The thought of time rarely ever crossed my mind in my days of past. Why? I knew not. It's just that when you had everything in your hands, time seemed like an unimportant matter that could do none to you. But shame was on my part who thought so little of the ancient power of time. Shame was on my part who never stopped to think what might be of the days before my eyes. Shame was on my part who always realized things when it was already too late.

And that applied, in a very vindictive way, in my matter with someone I held so dear. My Fuji Shuusuke, my dear love one. I have failed him in my inattention of what the power of time might bring upon us. I do not seek for forgiveness, for I am of no worthy to receive such an amazing treat, but please let me say these words of my most humble prayer and respectable apology.

My love, I am sorry.

I had been too much engrossed in our happiness that I failed to notice such a simple yet crucial thing called time had begun its toil on us. In my bliss with him, I had forgotten what could possibly lay bare before us. Indeed the months I spent after our reconciliation had brought me to a state of happiness far beyond what I could have imagined before. In those months we had nothing to fear. We laughed, we loved, we were simply being together.
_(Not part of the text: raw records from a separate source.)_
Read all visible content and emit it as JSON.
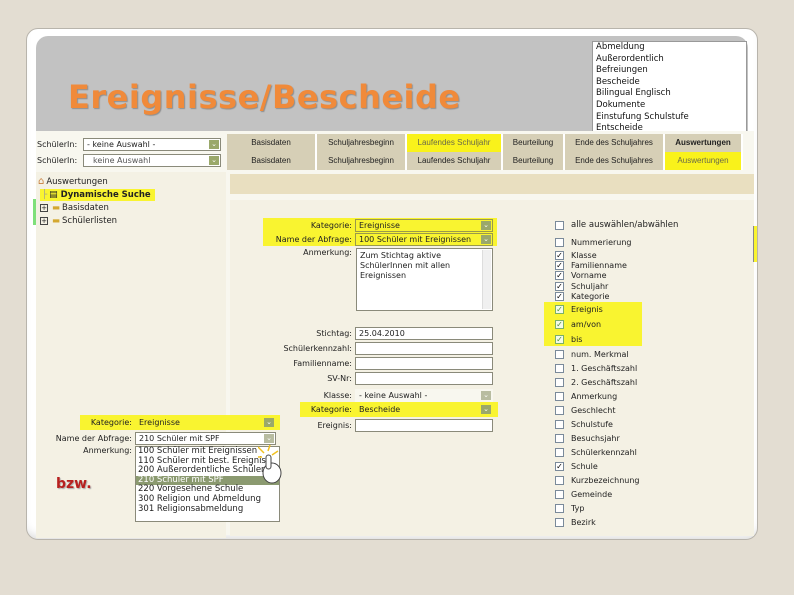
{
  "title": "Ereignisse/Bescheide",
  "category_listbox": {
    "options": [
      "Abmeldung",
      "Außerordentlich",
      "Befreiungen",
      "Bescheide",
      "Bilingual Englisch",
      "Dokumente",
      "Einstufung Schulstufe",
      "Entscheide"
    ]
  },
  "student_selects": [
    {
      "label": "SchülerIn:",
      "value": "- keine Auswahl -"
    },
    {
      "label": "SchülerIn:",
      "value": "keine Auswahl"
    }
  ],
  "tabs_top": [
    {
      "label": "Basisdaten",
      "highlight": false
    },
    {
      "label": "Schuljahresbeginn",
      "highlight": false
    },
    {
      "label": "Laufendes Schuljahr",
      "highlight": true
    },
    {
      "label": "Beurteilung",
      "highlight": false
    },
    {
      "label": "Ende des Schuljahres",
      "highlight": false
    },
    {
      "label": "Auswertungen",
      "highlight": false
    }
  ],
  "tabs_bottom": [
    {
      "label": "Basisdaten",
      "highlight": false
    },
    {
      "label": "Schuljahresbeginn",
      "highlight": false
    },
    {
      "label": "Laufendes Schuljahr",
      "highlight": false
    },
    {
      "label": "Beurteilung",
      "highlight": false
    },
    {
      "label": "Ende des Schuljahres",
      "highlight": false
    },
    {
      "label": "Auswertungen",
      "highlight": true
    }
  ],
  "tree": {
    "root": "Auswertungen",
    "items": [
      {
        "label": "Dynamische Suche",
        "selected": true
      },
      {
        "label": "Basisdaten",
        "selected": false
      },
      {
        "label": "Schülerlisten",
        "selected": false
      }
    ]
  },
  "form": {
    "kategorie_label": "Kategorie:",
    "kategorie_value": "Ereignisse",
    "abfrage_label": "Name der Abfrage:",
    "abfrage_value": "100 Schüler mit Ereignissen",
    "anmerkung_label": "Anmerkung:",
    "anmerkung_value": "Zum Stichtag aktive SchülerInnen mit allen Ereignissen",
    "stichtag_label": "Stichtag:",
    "stichtag_value": "25.04.2010",
    "schuelerkennzahl_label": "Schülerkennzahl:",
    "familienname_label": "Familienname:",
    "svnr_label": "SV-Nr:",
    "klasse_label": "Klasse:",
    "klasse_value": "- keine Auswahl -",
    "kategorie2_label": "Kategorie:",
    "kategorie2_value": "Bescheide",
    "ereignis_label": "Ereignis:"
  },
  "columns": {
    "select_all": "alle auswählen/abwählen",
    "items": [
      {
        "label": "Nummerierung",
        "checked": false,
        "highlight": false
      },
      {
        "label": "Klasse",
        "checked": true,
        "highlight": false
      },
      {
        "label": "Familienname",
        "checked": true,
        "highlight": false
      },
      {
        "label": "Vorname",
        "checked": true,
        "highlight": false
      },
      {
        "label": "Schuljahr",
        "checked": true,
        "highlight": false
      },
      {
        "label": "Kategorie",
        "checked": true,
        "highlight": false
      },
      {
        "label": "Ereignis",
        "checked": true,
        "highlight": true
      },
      {
        "label": "am/von",
        "checked": true,
        "highlight": true
      },
      {
        "label": "bis",
        "checked": true,
        "highlight": true
      },
      {
        "label": "num. Merkmal",
        "checked": false,
        "highlight": false
      },
      {
        "label": "1. Geschäftszahl",
        "checked": false,
        "highlight": false
      },
      {
        "label": "2. Geschäftszahl",
        "checked": false,
        "highlight": false
      },
      {
        "label": "Anmerkung",
        "checked": false,
        "highlight": false
      },
      {
        "label": "Geschlecht",
        "checked": false,
        "highlight": false
      },
      {
        "label": "Schulstufe",
        "checked": false,
        "highlight": false
      },
      {
        "label": "Besuchsjahr",
        "checked": false,
        "highlight": false
      },
      {
        "label": "Schülerkennzahl",
        "checked": false,
        "highlight": false
      },
      {
        "label": "Schule",
        "checked": true,
        "highlight": false
      },
      {
        "label": "Kurzbezeichnung",
        "checked": false,
        "highlight": false
      },
      {
        "label": "Gemeinde",
        "checked": false,
        "highlight": false
      },
      {
        "label": "Typ",
        "checked": false,
        "highlight": false
      },
      {
        "label": "Bezirk",
        "checked": false,
        "highlight": false
      }
    ]
  },
  "inset": {
    "kategorie_label": "Kategorie:",
    "kategorie_value": "Ereignisse",
    "abfrage_label": "Name der Abfrage:",
    "abfrage_value": "210 Schüler mit SPF",
    "anmerkung_label": "Anmerkung:",
    "bzw": "bzw.",
    "options": [
      {
        "label": "100 Schüler mit Ereignissen",
        "selected": false
      },
      {
        "label": "110 Schüler mit best. Ereignis",
        "selected": false
      },
      {
        "label": "200 Außerordentliche Schüler",
        "selected": false
      },
      {
        "label": "210 Schüler mit SPF",
        "selected": true
      },
      {
        "label": "220 Vorgesehene Schule",
        "selected": false
      },
      {
        "label": "300 Religion und Abmeldung",
        "selected": false
      },
      {
        "label": "301 Religionsabmeldung",
        "selected": false
      }
    ]
  },
  "colors": {
    "highlight": "#f9f21b",
    "title": "#f08a3a",
    "tab": "#d6cfb6",
    "selected_option": "#8b9a70",
    "bzw": "#b8201e"
  }
}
He was my happiness. My days, weeks, and months with him were the happiest in my life. I might have told you in the beginning of how I loved him then, of how I still love him now, but I wish for you to see every step by which we came, I to love him more than everything, he to hold me dear beyond anything.
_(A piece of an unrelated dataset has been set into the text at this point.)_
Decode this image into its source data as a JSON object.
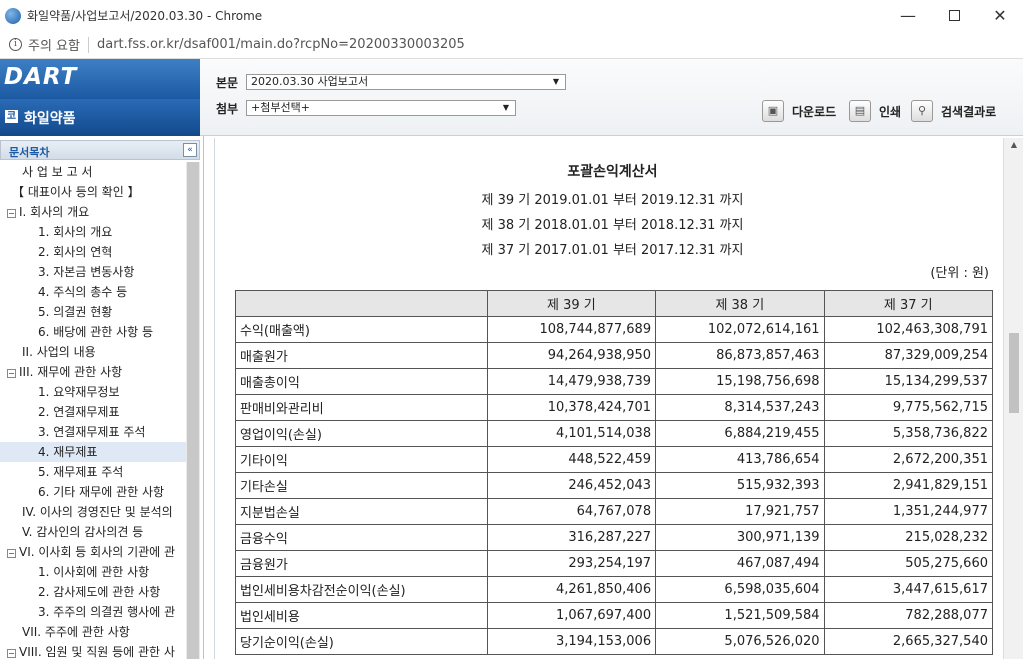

It was the day that remarked the third month of me being together with him that we walked together leisurely across that certain place on which we were first met. Under the evergreens I once again found myself standing beside him like what we had so often done recently. The air was humid as it was in the middle of summer, but he seemed not to mind of it. We were just walking and enjoying ourselves, talking if we felt the need, and more than once did we stop for a brief kiss.

And it was then that suddenly he made me realize of the time that had passed between us.
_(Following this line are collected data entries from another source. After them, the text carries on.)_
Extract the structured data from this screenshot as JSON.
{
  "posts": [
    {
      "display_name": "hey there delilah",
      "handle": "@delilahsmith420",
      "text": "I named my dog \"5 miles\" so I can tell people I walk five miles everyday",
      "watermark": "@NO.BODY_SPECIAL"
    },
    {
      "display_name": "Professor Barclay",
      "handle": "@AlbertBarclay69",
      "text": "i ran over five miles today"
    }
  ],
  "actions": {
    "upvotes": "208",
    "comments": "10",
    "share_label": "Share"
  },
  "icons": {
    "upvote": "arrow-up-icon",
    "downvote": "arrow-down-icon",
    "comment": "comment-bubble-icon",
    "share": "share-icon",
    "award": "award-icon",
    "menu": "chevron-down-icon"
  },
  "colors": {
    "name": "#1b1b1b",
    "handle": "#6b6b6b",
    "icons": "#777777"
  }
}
"Don't you realize how long we've been together?" he said as he threw his face to meet mine. His eyes were gleaming with laughter and his smile was never fading.

"Three months, I think…" I said. "Time really does fly, doesn't it?"

He laughed, "Indeed, and that's why we are sometimes failed to notice some important things because of it…"

I frowned. He seemed to see my frown for he then explained it more thoroughly. "I speak for the passing of time," he said. "We are often too much engrossed in our sadness, or in our happiness, that we don't remember that time still flows like ever regarding not of our feeling."

I saw him closing his eyes briefly. I fancied myself seeing a look of something that resembled sadness passing over his face but I knew not what was it or what was the cause. I just knew that it put my heart in such a turmoil that I could not bear.

"Is there any reason why do you speak about this now?" I asked, already afraid of his answer though I did not know why.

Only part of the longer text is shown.